Immediata la decisione, giusta e ineccepibile, di sospendere tutti i campionati, dalla serie A alle giovanili, con effetto immediato e a tempo indeterminato.

A questo punto il pensiero va, ovviamente, alla famiglia di chi ha sacrificato la propria vita per garantire un servizio, per far sì che lo svolgimento di una partita tanto attesa quanto celebrata fosse regolare.

Ma un altro pensiero, scontato e spifferato su ogni quotidiano, dibattito televisivo e mass media in generale è: “è davvero necessario che ci rimetta la vita qualcuno perché cambi qualcosa e si senta parlare di rivoluzione?”. Io una risposta ce l’ho: “No. Purtroppo no”. La mentalità del tifoso (ok, ok, è vero, quelli non si chiamano tifosi). La mentalità dell’idiota permane, nonostante il tempo passi e le tragedie si susseguano: nel giugno 2001, durante la finale play-off valida per la promozione in B, Tonino Currò, tifoso messinese, muore dopo essere stato colpito da una bomba carta scagliata dalla curva riservata agli etnei.

Nel settembre 2003, Sergio Ercolano, muore dopo essere precipitato da un’altezza di nove metri, prima del derby Avellino-Napoli.

Nella stagione 2005/2006 una tifosa doriana viene colpita al volto da un razzo scagliato dalla curva locale (quella ascolana). Fortunatamente si salva.

Ma andando a ritroso ci si rende conto che i precedenti sono tanti; uno fra tutti: il 29 gennaio 1995, allo stadio Luigi Ferraris di Genova è in programma Genoa-Milan. Prima dell’inizio della partita ci sono degli scontri tra tifoserie (idioterie è più corretto?) e si parla di alcuni feriti e tre morti. La voce risulta infondata, almeno in parte, perché in realtà un tifoso genoano, Vincenzo Spagnolo, muore in ospedale dopo essere stato accoltellato. Anche in quel caso il campionato venne bloccato ma, a quanto pare, nulla è cambiato o, se preferite, aveva ragione Nietzsche: rissa chiama morto, morto chiama tolleranza zero, tolleranza zero chiama colpo di spugna e punto e a capo in un ciclico susseguirsi di stragi.

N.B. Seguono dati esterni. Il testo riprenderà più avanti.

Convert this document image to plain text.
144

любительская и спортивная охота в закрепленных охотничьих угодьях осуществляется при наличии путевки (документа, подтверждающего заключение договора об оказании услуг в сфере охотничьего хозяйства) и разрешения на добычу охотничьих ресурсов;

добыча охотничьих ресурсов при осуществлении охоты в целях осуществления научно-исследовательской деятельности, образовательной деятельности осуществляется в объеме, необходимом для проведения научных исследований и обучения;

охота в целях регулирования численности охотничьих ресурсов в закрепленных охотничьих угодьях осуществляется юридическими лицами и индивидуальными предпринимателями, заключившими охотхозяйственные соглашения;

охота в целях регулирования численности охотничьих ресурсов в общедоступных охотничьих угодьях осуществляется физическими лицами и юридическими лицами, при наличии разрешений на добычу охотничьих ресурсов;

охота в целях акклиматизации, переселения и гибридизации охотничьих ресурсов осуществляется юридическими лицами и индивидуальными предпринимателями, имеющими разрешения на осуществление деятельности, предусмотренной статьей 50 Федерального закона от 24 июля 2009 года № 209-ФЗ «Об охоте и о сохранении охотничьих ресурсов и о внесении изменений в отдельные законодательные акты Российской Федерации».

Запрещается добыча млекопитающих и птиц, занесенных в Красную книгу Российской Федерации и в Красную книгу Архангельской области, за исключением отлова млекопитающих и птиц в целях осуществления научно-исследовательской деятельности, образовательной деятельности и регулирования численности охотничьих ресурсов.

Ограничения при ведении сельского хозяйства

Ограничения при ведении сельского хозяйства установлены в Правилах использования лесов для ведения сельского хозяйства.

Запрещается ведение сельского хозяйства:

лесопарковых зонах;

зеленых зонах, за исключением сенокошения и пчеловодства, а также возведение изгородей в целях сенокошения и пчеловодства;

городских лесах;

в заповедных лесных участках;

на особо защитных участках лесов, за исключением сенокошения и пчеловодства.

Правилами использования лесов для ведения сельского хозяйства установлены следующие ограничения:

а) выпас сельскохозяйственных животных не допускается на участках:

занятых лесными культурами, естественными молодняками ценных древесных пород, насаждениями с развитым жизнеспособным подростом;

Un ultimo pensiero, rabbioso, va a chi dovrebbe fare le leggi e non le fa, o meglio, a chi una volta fatte non le fa applicare, a chi tutela il cattivo e non il buono: Perché le forze dell’ordine devono essere dotate solo di uno scudo e di un misero manganello? Perché gli si vieta l’uso di armi da fuoco, seppur con proiettili di gomma? Perché chi lancia un motorino da una curva o un fumogeno al portiere avversario di turno (sì, sono interista, ma in questi casi la fede non conta, come non conta se l’assassino di turno sia di Palermo o di Catania) è, non solo a piede libero dopo un paio di settimane, ma anche senza un’ordinanza che gli vieti l’ingresso negli stadi a tempo indeterminato?

E, anche se non c’entra (a guardare le immagini un po’ sì, lo scenario sembra uguale), perchè Carlo Giuliani è diventato un eroe? Non sarebbe stato un assassino anche lui? Invece no, ha sparato prima il poliziotto, per salvare la vita a sé e a chi era con lui in quella maledetta camionetta. E ora girovaga di tribunale in tribunale. Purtroppo in Italia è così: se ad uccidere è il cattivo la fa franca, se invece è il buono (peraltro aggredito dal cattivo) allora sarà subito individuato, identificato e processato.

Perdonerete lo stile non proprio giornalistico, ma di fronte a situazioni come queste la razionalità cede inevitabilmente il posto alla rabbia e all’esigenza di sfogarsi.